In this study, we developed a model based on LSTM and Attention mechanisms to predict microclimate such as solar radiation and air temperature in AV systems. The model was trained with information collected from the experimental AV systems on flat land in Nanjing, China. The results showed that the LSTM-Attention model performed much better than the traditional machine learning models (BP and SVM) and the standard LSTM model. Specifically, during the summer, the model decreased the RMSE of the solar radiation forecast by 28.0%, 35.7%, and 42.1% for the MD, HD, and FD treatments, respectively. In terms of air temperature prediction, the RMSE was reduced by 39.0% in summer and 18.1% in winter compared to the LSTM-GRU model.

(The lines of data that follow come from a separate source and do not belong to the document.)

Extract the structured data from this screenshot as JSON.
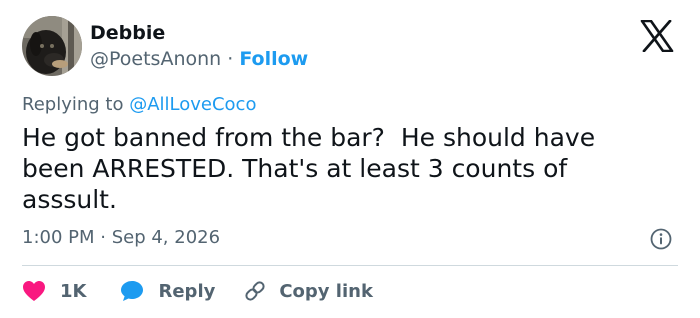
{
  "author": {
    "name": "Debbie",
    "handle": "@PoetsAnonn",
    "separator": "·",
    "follow_label": "Follow"
  },
  "reply_context": {
    "prefix": "Replying to ",
    "mention": "@AllLoveCoco"
  },
  "tweet": {
    "text": "He got banned from the bar?  He should have\nbeen ARRESTED. That's at least 3 counts of\nasssult.",
    "timestamp": "1:00 PM · Sep 4, 2026"
  },
  "actions": {
    "like_count": "1K",
    "reply_label": "Reply",
    "copy_label": "Copy link"
  },
  "icons": {
    "logo": "x-logo-icon",
    "info": "info-icon",
    "like": "heart-icon",
    "reply": "speech-bubble-icon",
    "copy": "link-icon"
  },
  "colors": {
    "accent": "#1d9bf0",
    "like": "#f91880",
    "text": "#0f1419",
    "muted": "#536471"
  }
}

The attention mechanism allowed the model to focus on the most relevant temporal features, which improved its ability to detect complex changes in solar radiation and air temperature under different weather conditions such as sunny, cloudy, and rainy days. The model also performed well at both ends of the season. In winter, the RMSE for solar radiation predictions was 11.2 W/m² and for air temperature predictions was 0.4°C under rainy conditions with the FD treatment. These results show that the LSTM-Attention model can do a good job at predicting microclimate parameters. This research provides a theoretical basis for the optimization of the array structure of AV systems and the adjustment of agricultural planting structure. At the same time, it offers important theoretical support for the microclimate prediction of AV projects in different regions. However, it should be noted that this study was only conducted under flat land conditions. Future studies can extend the model to different terrain types, such as sloping land, to further validate its applicability.

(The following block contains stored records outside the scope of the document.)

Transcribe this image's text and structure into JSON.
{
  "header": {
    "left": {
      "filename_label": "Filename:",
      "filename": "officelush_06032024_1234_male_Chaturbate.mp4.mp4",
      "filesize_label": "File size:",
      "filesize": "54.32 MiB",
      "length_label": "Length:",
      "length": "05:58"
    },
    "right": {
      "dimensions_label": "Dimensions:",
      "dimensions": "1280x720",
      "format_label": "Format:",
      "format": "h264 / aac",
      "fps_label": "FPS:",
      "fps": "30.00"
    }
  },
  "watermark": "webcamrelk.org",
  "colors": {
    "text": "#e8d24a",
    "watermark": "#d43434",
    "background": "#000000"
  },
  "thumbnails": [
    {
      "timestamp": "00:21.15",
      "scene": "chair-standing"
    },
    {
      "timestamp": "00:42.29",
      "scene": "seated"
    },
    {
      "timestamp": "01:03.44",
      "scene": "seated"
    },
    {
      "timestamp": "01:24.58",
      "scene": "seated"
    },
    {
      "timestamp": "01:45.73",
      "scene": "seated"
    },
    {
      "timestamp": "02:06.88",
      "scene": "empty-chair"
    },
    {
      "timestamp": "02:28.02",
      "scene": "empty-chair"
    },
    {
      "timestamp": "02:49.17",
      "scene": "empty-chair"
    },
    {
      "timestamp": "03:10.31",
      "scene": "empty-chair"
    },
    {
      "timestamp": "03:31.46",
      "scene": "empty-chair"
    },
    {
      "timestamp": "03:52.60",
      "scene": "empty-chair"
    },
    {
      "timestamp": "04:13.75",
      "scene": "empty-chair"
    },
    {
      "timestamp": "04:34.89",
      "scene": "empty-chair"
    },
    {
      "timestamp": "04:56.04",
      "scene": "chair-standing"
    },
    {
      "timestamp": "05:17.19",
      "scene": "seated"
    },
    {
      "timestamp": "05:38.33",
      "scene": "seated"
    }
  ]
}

Data availability statement

The raw data supporting the conclusions of this article will be made available by the authors, without undue reservation.

Author contributions

LZ: Investigation, Methodology, Software, Visualization, Writing – original draft, Writing – review & editing. JHG: Formal Analysis, Validation, Writing – original draft. CW: Funding acquisition, Writing – original draft, Writing – review & editing. EM: Writing – review & editing. AG: Writing – review & editing. BL: Investigation, Resources, Writing – original draft. CY: Investigation, Resources, Writing – original draft. GX: Resources, Software, Writing – original draft. JZ: Methodology, Resources, Writing – original draft. JG: Resources, Software, Writing – original draft. MX: Supervision, Writing – review & editing. EB: Conceptualization, Funding acquisition, Project administration, Supervision, Writing – review & editing.

Funding

The author(s) declared that financial support was received for this work and/or its publication. This research was funded by the Major Science and Technology Special Project of China Electric Power Engineering Consulting Group Co., Ltd. (Grant No. DG3-P01-2023), and the Natural Science Foundation of Jiangsu Province (BK20241174).

Acknowledgments

The authors would like to thank the editor and reviewers for their constructive comments.

Conflict of interest

Authors BL, CY and GX were employed by the company Shenzhen Energy Nanjing Holding Co., Ltd. Authors JZ AND JG were employed by the company China Electric Power Engineering Consulting Group Co., Ltd.

The remaining author(s) declared that this work was conducted in the absence of any commercial or financial relationships that could be construed as a potential conflict of interest.

The authors declare that this study received funding from China Electric Power Engineering Consulting Group Co., Ltd. The funder had the following involvement in the study: Collection, analysis, interpretation of data.

Generative AI statement

The author(s) declared that generative AI was not used in the creation of this manuscript.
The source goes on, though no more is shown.